FOMC Minutes Reveal Growing Policy Divide as Fed Shifts to “Wait and Watch” Mode — Evening Brief – 11.19.25
The minutes from the Federal Open Market Committee’s October 28–29 meeting show a central bank increasingly split over the path ahead. While policymakers agreed to cut rates by 25 basis points, the discussion revealed sharply differing views on inflation, labor-market risks, and whether additional easing is appropriate before year-end. The tone of the minutes suggests a Fed leaning toward a more cautious, data-dependent approach, with markets now pricing less than a 50% chance of a December cut.
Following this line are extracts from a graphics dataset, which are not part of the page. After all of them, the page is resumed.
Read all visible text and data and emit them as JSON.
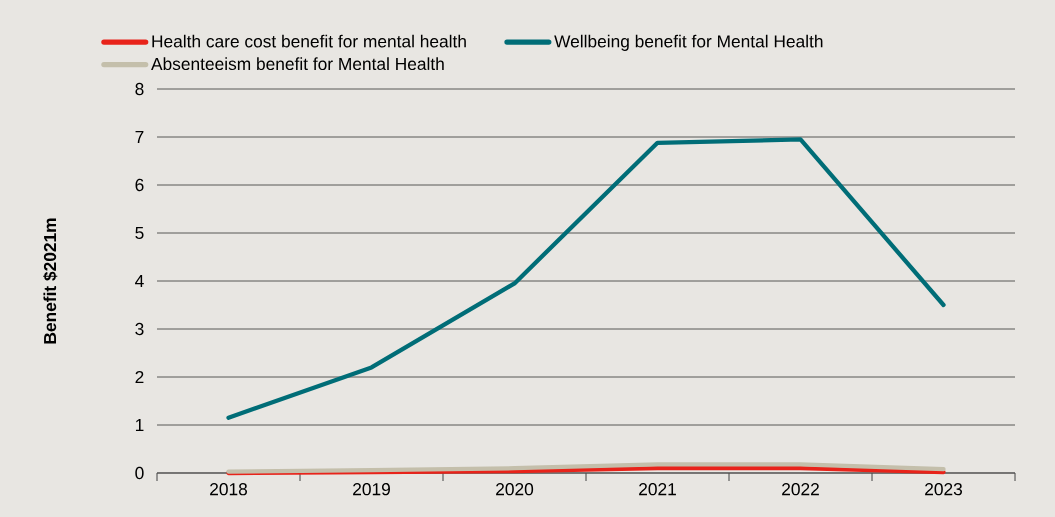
{
  "chart_data": {
    "type": "line",
    "ylabel": "Benefit $2021m",
    "categories": [
      "2018",
      "2019",
      "2020",
      "2021",
      "2022",
      "2023"
    ],
    "series": [
      {
        "name": "Health care cost benefit for mental health",
        "color": "#e8231a",
        "values": [
          0,
          0.02,
          0.04,
          0.1,
          0.1,
          0.02
        ]
      },
      {
        "name": "Wellbeing benefit for Mental Health",
        "color": "#006d77",
        "values": [
          1.15,
          2.2,
          3.95,
          6.88,
          6.95,
          3.5
        ]
      },
      {
        "name": "Absenteeism benefit for Mental Health",
        "color": "#c4bfab",
        "values": [
          0.03,
          0.06,
          0.1,
          0.18,
          0.18,
          0.08
        ]
      }
    ],
    "ylim": [
      0,
      8
    ],
    "yticks": [
      0,
      1,
      2,
      3,
      4,
      5,
      6,
      7,
      8
    ],
    "grid": "y",
    "legend": "top left",
    "marker": "none",
    "line_style": "solid"
  }
}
“Participants expressed strongly differing views about what policy decision would most likely be appropriate at the Committee’s December meeting,” the minutes noted. While many supported October’s cut, some said they could have backed holding rates steady, and several opposed cutting at all. The divide reflects conflicting assessments of the inflation threat: some officials said inflation excluding tariff effects was close to target, while many others stressed that overall price growth remains well above 2% with little evidence of a sustainable return.
Labor-market risks are also rising. Officials expect hiring to “soften gradually,” describing a market that is less dynamic but not yet alarming—businesses remain hesitant both to expand payrolls and to lay off workers. Concern about stagflation-like conditions persists, with many participants pointing to growing downside risks to employment as job gains slow and the unemployment rate edges higher.
The debate over how restrictive policy truly is underpins much of the disagreement. Some officials argued that rates would remain restrictive even after the October cut; others pointed to strong economic activity and supportive financial conditions as signs that policy may not be sufficiently tight.
As a result, several officials who backed the October cut do not see another move in December as warranted, while others believe a second cut would be appropriate. Many participants suggested keeping rates unchanged for the rest of 2025 under their current outlooks.
On the balance sheet, the minutes confirmed plans to end quantitative tightening on December 1, shifting toward maintaining the portfolio. Some policymakers expressed support for reallocating reinvestments toward Treasuries rather than mortgage-backed securities to better align with the broader Treasury market.